The young heir to a pharmaceutical fortune and his friends band together to bring down an evil billionaire in Hawley’s near-future thriller.
It’s a few years after the Covid-19 pandemic, and things in America have not been going well. Political strife continues to worsen as climate change progresses, and all of a sudden teenagers start dying of suicide in droves. Simon Oliver’s older sister, Claire, was one of these cases, overdosing on the very opioids produced by their family’s company. In the months after Claire’s death, Simon becomes so anxious his parents have him admitted to a high-end mental health facility for the children of the wealthy. There, a mysterious boy who goes by the name the Prophet convinces Simon to escape the hospital with a few other misfits. Louise, one such misfit, tells Simon of “the Wizard,” a Jeffrey Epstein–like figure named E.L. Mobley. Like Epstein, Mobley is notorious for abusing young girls and getting away with it because he has too much money to be held accountable. The Prophet believes Mobley must be brought down, but what can a group of kids do against a vicious billionaire? Hawley is a TV veteran, and he knows how to quickly establish character, maintain pacing, and write excellent action scenes.
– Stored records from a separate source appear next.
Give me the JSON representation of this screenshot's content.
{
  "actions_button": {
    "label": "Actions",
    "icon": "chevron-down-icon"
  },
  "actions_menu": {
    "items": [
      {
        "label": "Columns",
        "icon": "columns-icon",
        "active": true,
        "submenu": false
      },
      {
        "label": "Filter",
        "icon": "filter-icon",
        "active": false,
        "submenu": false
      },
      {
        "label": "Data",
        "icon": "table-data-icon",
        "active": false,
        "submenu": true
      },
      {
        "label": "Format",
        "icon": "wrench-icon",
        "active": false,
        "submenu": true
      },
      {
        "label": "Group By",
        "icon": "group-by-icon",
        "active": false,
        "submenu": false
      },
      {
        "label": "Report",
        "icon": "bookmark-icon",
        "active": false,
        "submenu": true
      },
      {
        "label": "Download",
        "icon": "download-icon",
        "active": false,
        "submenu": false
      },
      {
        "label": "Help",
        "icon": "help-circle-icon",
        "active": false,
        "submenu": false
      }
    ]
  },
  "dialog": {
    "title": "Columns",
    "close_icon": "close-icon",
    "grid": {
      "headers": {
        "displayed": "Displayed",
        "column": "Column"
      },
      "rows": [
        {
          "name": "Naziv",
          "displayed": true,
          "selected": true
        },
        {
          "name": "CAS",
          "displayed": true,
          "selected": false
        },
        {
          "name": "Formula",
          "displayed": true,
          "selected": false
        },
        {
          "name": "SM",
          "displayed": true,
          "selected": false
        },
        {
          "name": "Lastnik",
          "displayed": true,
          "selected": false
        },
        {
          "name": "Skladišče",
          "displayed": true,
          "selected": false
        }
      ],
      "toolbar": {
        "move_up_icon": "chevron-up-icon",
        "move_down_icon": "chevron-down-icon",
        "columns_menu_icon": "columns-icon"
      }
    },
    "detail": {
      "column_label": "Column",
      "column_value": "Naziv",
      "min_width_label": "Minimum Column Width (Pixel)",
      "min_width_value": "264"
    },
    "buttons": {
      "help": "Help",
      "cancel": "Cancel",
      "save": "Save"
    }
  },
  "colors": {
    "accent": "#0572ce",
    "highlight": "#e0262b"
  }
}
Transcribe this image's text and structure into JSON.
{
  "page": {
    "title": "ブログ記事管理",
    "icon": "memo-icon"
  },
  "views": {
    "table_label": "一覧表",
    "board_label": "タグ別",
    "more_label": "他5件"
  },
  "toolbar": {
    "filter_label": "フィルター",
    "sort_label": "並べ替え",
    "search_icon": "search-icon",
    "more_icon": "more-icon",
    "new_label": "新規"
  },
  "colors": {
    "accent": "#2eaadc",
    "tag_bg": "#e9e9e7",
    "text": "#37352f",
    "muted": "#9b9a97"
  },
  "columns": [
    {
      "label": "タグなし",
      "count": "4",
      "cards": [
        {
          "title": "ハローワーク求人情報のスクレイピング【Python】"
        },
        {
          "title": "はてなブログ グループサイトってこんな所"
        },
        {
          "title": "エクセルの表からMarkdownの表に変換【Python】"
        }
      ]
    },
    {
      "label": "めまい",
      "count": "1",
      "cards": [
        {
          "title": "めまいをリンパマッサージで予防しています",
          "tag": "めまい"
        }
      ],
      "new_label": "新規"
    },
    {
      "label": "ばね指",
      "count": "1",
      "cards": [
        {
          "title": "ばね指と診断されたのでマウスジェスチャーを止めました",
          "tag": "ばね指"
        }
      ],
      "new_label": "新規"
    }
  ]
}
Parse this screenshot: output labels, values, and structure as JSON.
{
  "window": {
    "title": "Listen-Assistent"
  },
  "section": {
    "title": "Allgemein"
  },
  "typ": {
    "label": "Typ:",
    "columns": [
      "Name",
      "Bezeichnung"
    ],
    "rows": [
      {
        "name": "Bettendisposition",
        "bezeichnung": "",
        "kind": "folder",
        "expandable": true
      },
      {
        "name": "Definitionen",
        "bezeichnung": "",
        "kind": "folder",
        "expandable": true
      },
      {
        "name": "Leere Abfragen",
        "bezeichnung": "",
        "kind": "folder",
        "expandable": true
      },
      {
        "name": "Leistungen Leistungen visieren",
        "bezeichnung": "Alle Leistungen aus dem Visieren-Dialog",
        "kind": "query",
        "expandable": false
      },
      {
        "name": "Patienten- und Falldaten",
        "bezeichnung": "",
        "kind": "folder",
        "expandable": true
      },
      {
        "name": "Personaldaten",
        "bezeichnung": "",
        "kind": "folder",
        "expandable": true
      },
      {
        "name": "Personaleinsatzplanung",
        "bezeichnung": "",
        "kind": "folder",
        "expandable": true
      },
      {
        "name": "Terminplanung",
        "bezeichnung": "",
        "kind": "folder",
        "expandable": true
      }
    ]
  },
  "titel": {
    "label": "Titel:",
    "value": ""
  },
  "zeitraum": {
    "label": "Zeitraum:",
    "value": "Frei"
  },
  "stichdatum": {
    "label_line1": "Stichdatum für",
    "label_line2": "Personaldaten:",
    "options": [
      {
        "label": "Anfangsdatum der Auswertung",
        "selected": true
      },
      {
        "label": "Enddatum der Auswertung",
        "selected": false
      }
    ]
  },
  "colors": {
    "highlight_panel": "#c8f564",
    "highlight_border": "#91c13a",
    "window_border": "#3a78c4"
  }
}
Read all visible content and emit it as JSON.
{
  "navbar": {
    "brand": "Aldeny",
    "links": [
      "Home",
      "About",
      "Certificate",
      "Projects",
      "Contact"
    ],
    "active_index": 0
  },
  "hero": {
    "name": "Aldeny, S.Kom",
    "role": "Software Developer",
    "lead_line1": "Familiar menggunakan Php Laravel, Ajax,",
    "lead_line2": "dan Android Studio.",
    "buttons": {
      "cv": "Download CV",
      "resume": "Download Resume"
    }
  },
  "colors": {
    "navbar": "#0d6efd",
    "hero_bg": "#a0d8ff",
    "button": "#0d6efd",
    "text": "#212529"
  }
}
But this very long book is stuffed with far too many characters, half-developed ideas, and asides from the author that would be more at home in an op-ed than a novel. Almost everyone who's mentioned gets a chapter from their own perspective, resulting in either a promising thread that goes nowhere or a passage that could easily have been skipped without losing anything pertinent to the story.
Simultaneously too much and not enough.